Mr. Ramini, who says he has invested about $350,000 in his venture, bought five pregnant females from an abandoned water-buffalo dairy near Los Angeles in 2009, and then four more from an Arkansas breeder. He moved onto 25 acres of ranchland here.
Shortly after he signed his lease, some of his beasts escaped, and he chased them around a house on the property for about 45 minutes. Last year while he was hosing out a trough, one stuck a horn between Mr. Ramini's legs and threw him. Another flattened a marketing agent who was checking out Mr. Ramini's business.
Mr. Ramini describes his animals as "independent thinkers."
They're also suspicious and don't like change. When Mr. Ramini first got his buffalo, he led them to the dairy barn twice a day to get them used to the routine.
And they're squeamish about being milked. "They aren't used to being touched down there," Mr.

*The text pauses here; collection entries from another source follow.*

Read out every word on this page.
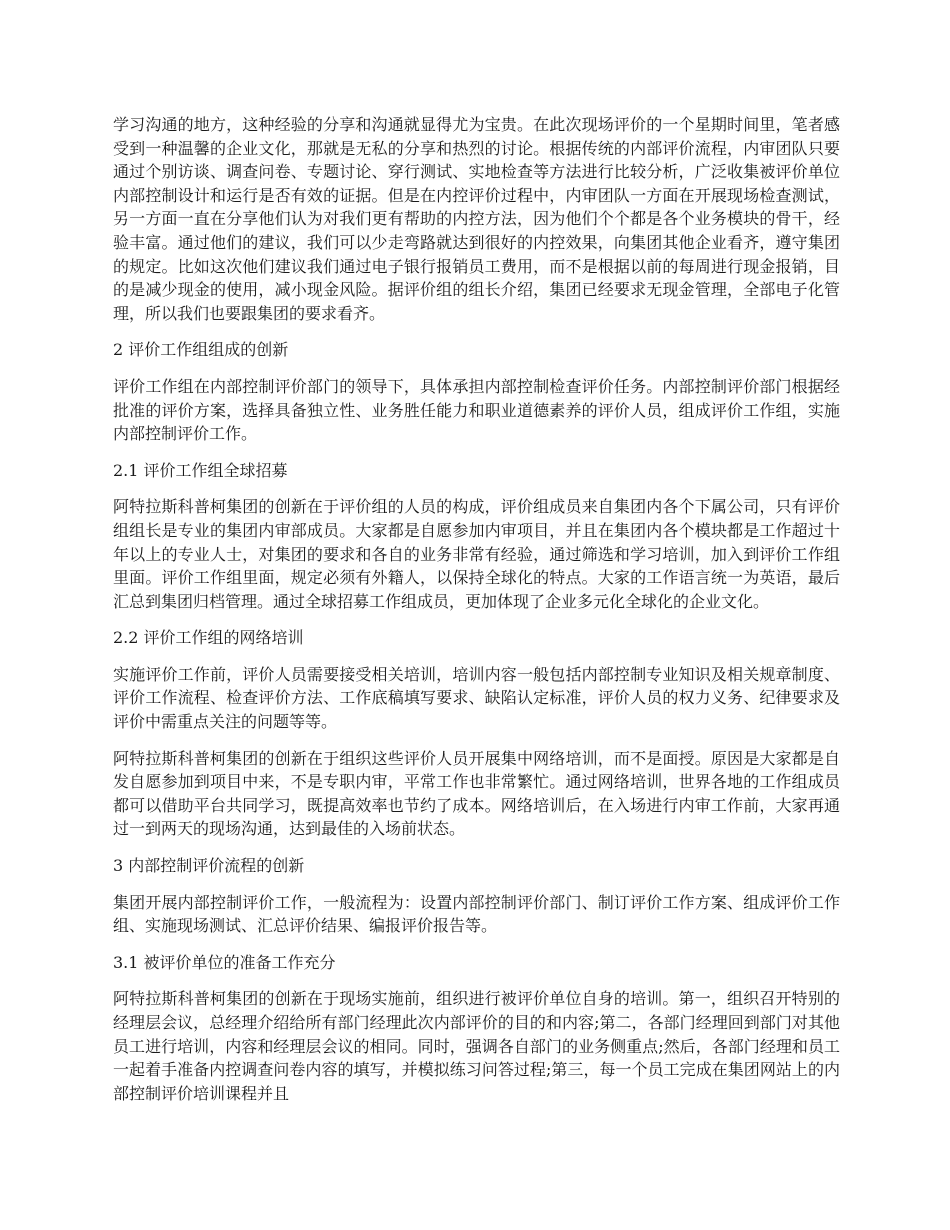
学习沟通的地方，这种经验的分享和沟通就显得尤为宝贵。在此次现场评价的一个星期时间里，笔者感受到一种温馨的企业文化，那就是无私的分享和热烈的讨论。根据传统的内部评价流程，内审团队只要通过个别访谈、调查问卷、专题讨论、穿行测试、实地检查等方法进行比较分析，广泛收集被评价单位内部控制设计和运行是否有效的证据。但是在内控评价过程中，内审团队一方面在开展现场检查测试，另一方面一直在分享他们认为对我们更有帮助的内控方法，因为他们个个都是各个业务模块的骨干，经验丰富。通过他们的建议，我们可以少走弯路就达到很好的内控效果，向集团其他企业看齐，遵守集团的规定。比如这次他们建议我们通过电子银行报销员工费用，而不是根据以前的每周进行现金报销，目的是减少现金的使用，减小现金风险。据评价组的组长介绍，集团已经要求无现金管理，全部电子化管理，所以我们也要跟集团的要求看齐。

2 评价工作组组成的创新

评价工作组在内部控制评价部门的领导下，具体承担内部控制检查评价任务。内部控制评价部门根据经批准的评价方案，选择具备独立性、业务胜任能力和职业道德素养的评价人员，组成评价工作组，实施内部控制评价工作。

2.1 评价工作组全球招募

阿特拉斯科普柯集团的创新在于评价组的人员的构成，评价组成员来自集团内各个下属公司，只有评价组组长是专业的集团内审部成员。大家都是自愿参加内审项目，并且在集团内各个模块都是工作超过十年以上的专业人士，对集团的要求和各自的业务非常有经验，通过筛选和学习培训，加入到评价工作组里面。评价工作组里面，规定必须有外籍人，以保持全球化的特点。大家的工作语言统一为英语，最后汇总到集团归档管理。通过全球招募工作组成员，更加体现了企业多元化全球化的企业文化。

2.2 评价工作组的网络培训

实施评价工作前，评价人员需要接受相关培训，培训内容一般包括内部控制专业知识及相关规章制度、评价工作流程、检查评价方法、工作底稿填写要求、缺陷认定标准，评价人员的权力义务、纪律要求及评价中需重点关注的问题等等。

阿特拉斯科普柯集团的创新在于组织这些评价人员开展集中网络培训，而不是面授。原因是大家都是自发自愿参加到项目中来，不是专职内审，平常工作也非常繁忙。通过网络培训，世界各地的工作组成员都可以借助平台共同学习，既提高效率也节约了成本。网络培训后，在入场进行内审工作前，大家再通过一到两天的现场沟通，达到最佳的入场前状态。

3 内部控制评价流程的创新

集团开展内部控制评价工作，一般流程为：设置内部控制评价部门、制订评价工作方案、组成评价工作组、实施现场测试、汇总评价结果、编报评价报告等。

3.1 被评价单位的准备工作充分

阿特拉斯科普柯集团的创新在于现场实施前，组织进行被评价单位自身的培训。第一，组织召开特别的经理层会议，总经理介绍给所有部门经理此次内部评价的目的和内容;第二，各部门经理回到部门对其他员工进行培训，内容和经理层会议的相同。同时，强调各自部门的业务侧重点;然后，各部门经理和员工一起着手准备内控调查问卷内容的填写，并模拟练习问答过程;第三，每一个员工完成在集团网站上的内部控制评价培训课程并且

Ramini says.
He tried attaching collars and tying them to a metal post, but his creatures wouldn't stand for it. Last year, he ordered custom-made milking stanchions with openings wide enough for a water buffalo's big head and horns. But the animals fought so hard "they practically would break their horns off," he says.
Mr. Ramini used a milking machine—he had to take it apart and reassemble the motor outside the barn as the noise bothered the buffalo—but he was still only getting a couple of pounds a day.
The buffalo began to give milk, but then stopped producing all but a trickle. Soon, they refused to enter the barn.
Finally, this spring, he built a metal stall for two buffalo, single file. He sealed the windows because the animals were distracted by passing tractors and cows.
So far, milk production has increased to about 18 pounds each from his top animals this month, up from less than a pound of milk in March.
In April, Mr. Ramini was convinced that he'd solved the milk problem and started learning how to make the cheese.
Mozzarella isn't aged. A cheesemaker treats milk with an enzyme to create curds and forms them into balls. Most of Mr. Ramini's first curds wouldn't form balls, and one batch didn't even form curds.
Through May and early June his curds got better but didn't retain as much moisture as he would like. Then he had a breakthrough: "I produced some buffalo mozzarella that was good," he says. He even let others try it.
Mr. Ramini is convinced he's on his way and he's getting help. Andrew Zlot, a Hong Kong hedge-fund manager, invested in Mr. Ramini's operation, then quit his job and last month starting working on the farm. This month, an Italian cheese maestro arrived to give Mr. Ramini lessons.
To breed a generation more inclined to dairy work, Mr. Ramini impregnates his buffalo with water-buffalo semen from Italy.
For now, he still must tend to the buffaloes' mental state. One recent day, Mr. Ramini stopped visitors as they approached the pen and asked them to sit nearby for about 20 minutes.
"Let them get acclimated to you," he said. "It's hard enough to milk a water buffalo without the mothers freaking out."